To His Coy Mistress

By Andrew Marvell

This poem’s argument to the coy mistress begins with an if/then proposition: if we had unlimited time, then we could stretch our courtship out so that it would take on a historical and global scale, spanning the great cultures of the world and outlasting the growth of empires.

Had we but world enough, and time,

This coyness, lady, were no crime.

We would sit down, and think which way

To walk, and pass our long love’s day.

Thou by the Indian Ganges’ side

Shouldst rubies find; I by the tide

Of Humber would complain.
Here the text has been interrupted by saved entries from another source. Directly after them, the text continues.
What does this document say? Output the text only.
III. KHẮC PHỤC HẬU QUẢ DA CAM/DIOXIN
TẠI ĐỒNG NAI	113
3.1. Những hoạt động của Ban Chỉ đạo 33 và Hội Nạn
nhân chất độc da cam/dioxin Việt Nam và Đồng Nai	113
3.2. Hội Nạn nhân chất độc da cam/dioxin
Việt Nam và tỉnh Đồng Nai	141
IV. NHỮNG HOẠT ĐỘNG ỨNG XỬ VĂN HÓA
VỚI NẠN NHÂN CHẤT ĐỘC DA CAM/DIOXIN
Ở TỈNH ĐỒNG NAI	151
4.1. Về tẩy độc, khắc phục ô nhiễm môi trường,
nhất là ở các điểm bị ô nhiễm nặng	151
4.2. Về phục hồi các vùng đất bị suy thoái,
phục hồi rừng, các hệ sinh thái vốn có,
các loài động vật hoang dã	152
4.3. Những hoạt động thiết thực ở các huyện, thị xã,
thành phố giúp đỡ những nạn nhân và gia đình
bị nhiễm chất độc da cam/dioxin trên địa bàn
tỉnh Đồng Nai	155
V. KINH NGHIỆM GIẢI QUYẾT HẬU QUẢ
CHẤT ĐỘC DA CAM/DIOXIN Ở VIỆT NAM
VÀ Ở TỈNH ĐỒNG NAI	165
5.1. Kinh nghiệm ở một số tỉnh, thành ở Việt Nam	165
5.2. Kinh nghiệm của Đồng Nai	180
I would

Marvell plays on the blason, a type of poem in which the speaker praises his lover by enumerating the beauty of her various parts. In this hypothetical situation of timeless love, Marvell’s speaker could stretch his blason out over eons. He imagines spending a hundred years describing his lover’s beautiful eyes, and then saves two hundred years each to praise her breasts, which might provide some hint about where his argument is headed.

Love you ten years before the flood,

And you should, if you please, refuse

Till the conversion of the Jews.

My vegetable love should grow

Vaster than empires and more slow;

An hundred years should go to praise

Thine eyes, and on thy forehead gaze;

Two hundred to adore each breast,

But thirty thousand to the rest;

An age at least to every part,

And the last age should show your heart.

For lady, you deserve this state,

Nor would I love at lower rate.

The word but marks a shift in the argument structure of the poem. The second verse paragraph insists that the “if” of the previous statement can’t hold: time will not slow down for the lovers, and none of the fantasies of passing years where they would enjoy love at leisure can become a reality.

But at my back I always hear

Time’s wingèd chariot hurrying near;

And yonder all before us lie

Deserts of vast eternity.

Thy beauty shall no more be found,

Nor, in thy marble vault, shall sound

My echoing song; then worms shall try

That long-preserved virginity,

And your quaint honor turn to dust,

And into ashes all my lust:

The grave’s a fine and private place,

But none, I think, do there embrace.

Now therefore, while the youthful hue

Sits on the skin like morning dew,

And while thy willing soul transpires

At every pore with instant fires,

Now let us sport us while we may,

And now, like amorous birds of prey,

Rather at once our time devour

Than languish in his slow-chapped power.

Let us roll all our strength and all

Though the poem begins with the idea of stretching a love affair out over a long timeline, Marvell ends with a contrasting image of the “sweetness” of love bunched up into a concentrated “ball.”

Our sweetness up into one ball,

And tear our pleasures with rough strife

Thorough the iron gates of life:

In line 22, Marvell refers to the Greek god Apollo’s “wingèd chariot,” which carries the sun from east to west, guiding the passage of each day. He returns to this idea of the sun’s movement at the end of the poem. Apollo does not stop on his appointed path, no matter how much the lovers might want him to “stand still,” so they might as well enjoy the pleasures that make days pass even faster.

Thus, though we cannot make our sun

Stand still, yet we will make him run.